Bite The Sweet Virginity 1
窓1つない薄暗い部屋。ベッドの上で大きな1つの影がうごめき、静寂を衣擦れと吐息、そして嬌声が犯していた。
やわらかな肌にかさついた唇が押し当てられ、組み敷かれた女の体が、抗いようのない甘美な被支配感に震える。
他の誰にも与えられなかった快感は女をより高みに上らせていき、女はこのまま溺れていたいとばかりに覆い被さる影に腕を回した。
そしてかすかな水音と共に組み敷かれた女の体が反り返り、引きつったような声と共にマットレスにその身を沈めていく。そばかすの残る顔は恍惚に歪み、くすぐられた嗜虐心に突き動かされるままに、覆い被さる影は熱い吐息の漏らす女に口付けを落とした。
だがその先を乱暴なノックが阻んでしまう。
嬌声の代わりに舌打ちが室内に響き、女を組み敷いていた影は苛立たしげにベッドを降りて扉を開ける。
デジタル時計が唯一の光源だった室内に乱暴なほどの光が差し込み、2度目の舌打ちを掻き消すようにため息が漏れる。
「……恥じらいとか、そういうのも求めるのも無駄なのかな」
黒い肌の眉間に深い皺が刻み込まれ、ブラウンの瞳を飾る目は冷ややかに部屋の主に向けられ、訪問者である少年はあきれ果てたように肩を落としながら口を開く。
LEDライトの灯りは部屋の主の姿を、文字通り一子纏わぬ豊かなプロポーションの裸体をを浮かび上がらせているというのに、部屋の主は隠そうという意思すら見せなかったのだ。
「あァ? 人の女をジロジロ見てんじゃねえぞ?」
「そういうつもりはないし、レズビアンにも興味はない。だから、朝から盛らないでくれるかな。すっごいうるさいんだけど」
「朝からじゃねえ、夜からだ」
「なおさらだよ、チクショウが」
屁理屈を通り越した暴論に少年はついに両手で顔を覆ってしまう。一見すれば少年が見慣れぬ女の裸体から目を逸らしているようだが、両者に恥じらうような様子はなく、あるのは呆れと楽しみを邪魔された苛立ちだった。
「それより、分かったんだろ?」
「その察しの良さを僕の居心地の良さに還元して欲しいところだけどね」
仕方ないとばかりに話を切り出した女に少年は嘆息を漏らしながら、ポケットから取り出したスマートフォンを差し出す。

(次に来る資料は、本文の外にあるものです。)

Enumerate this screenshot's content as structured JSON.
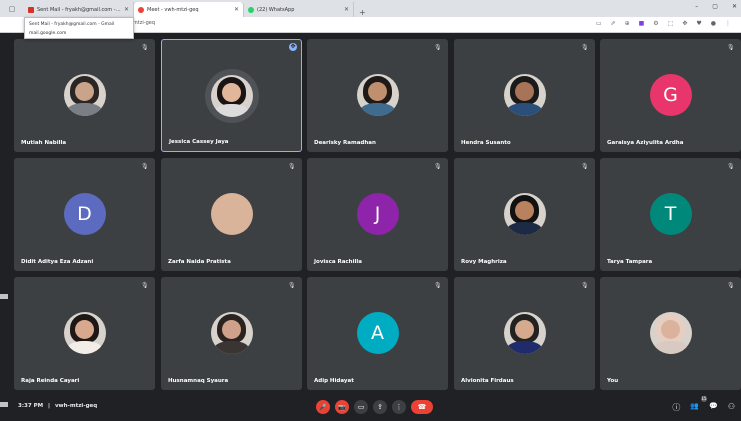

比較的大き目のディスプレイに映し出されていたのは不鮮明な映像、赤毛の少女とプラチナブロンドの執事がキスをしている防犯カメラの映像だった。
「やっぱり、だよな。上出来だ、ジョン」
「そんなに凄い相手なんだ」
「当たり前だろ。他の誰でもねえ、この私を認めさせた唯一の男だぜ?」
面倒臭そうに、それでいて楽しそうな女の様子にジョンと呼ばれた黒人の少年は理解出来ないとばかりに首を横に振る。
ルックスには恵まれているが、態度は男勝りを通り越して粗雑で猥雑。長い黒髪と豊かなプロポーションだけがその存在を女としているが、繰り出される暴力は純粋なほどの悪意を内包している。
そんな女と共に暮らし、日夜嬌声を聞かされ続ければ女への幻想と共に、ここに居る大人達への期待が失われていくのも無理はなかった。
「とりあえず起動方式はジョンの考え通りみてえだし、あとはやっちまうだけって訳だ」
「世界を変えた天才の問題の割りには低レベルだったってだけだよ――装備は用意させたし、人員は最低限がベストで、拠点ごとの移動の準備も完了。いつでもいけるよ」
「そりゃいい。とりあえずあと1時間くらい待ってろ」
「……一応、理由だけ聞いておいていいかな?」
突きつけるように立てられた人差し指にジョンは顔を引きつらせて問い掛ける。
対象の護衛が手薄である今が最初で最後のチャンスであり、そのためにジョンは装備などを用意させていた。享楽にふける女のために指導者であり、恩人である女のために。
恩を押し付けるつもりも、そういった関係を望んでいる訳でもない。
ただ、そんな理由で待たされるのは嫌だ。それがジョンの偽らざる切実な願いだった。
しかしそんなジョンの願いを余所に、刺青が彫られた美しい顔が浮かべたのはシニカルな笑み。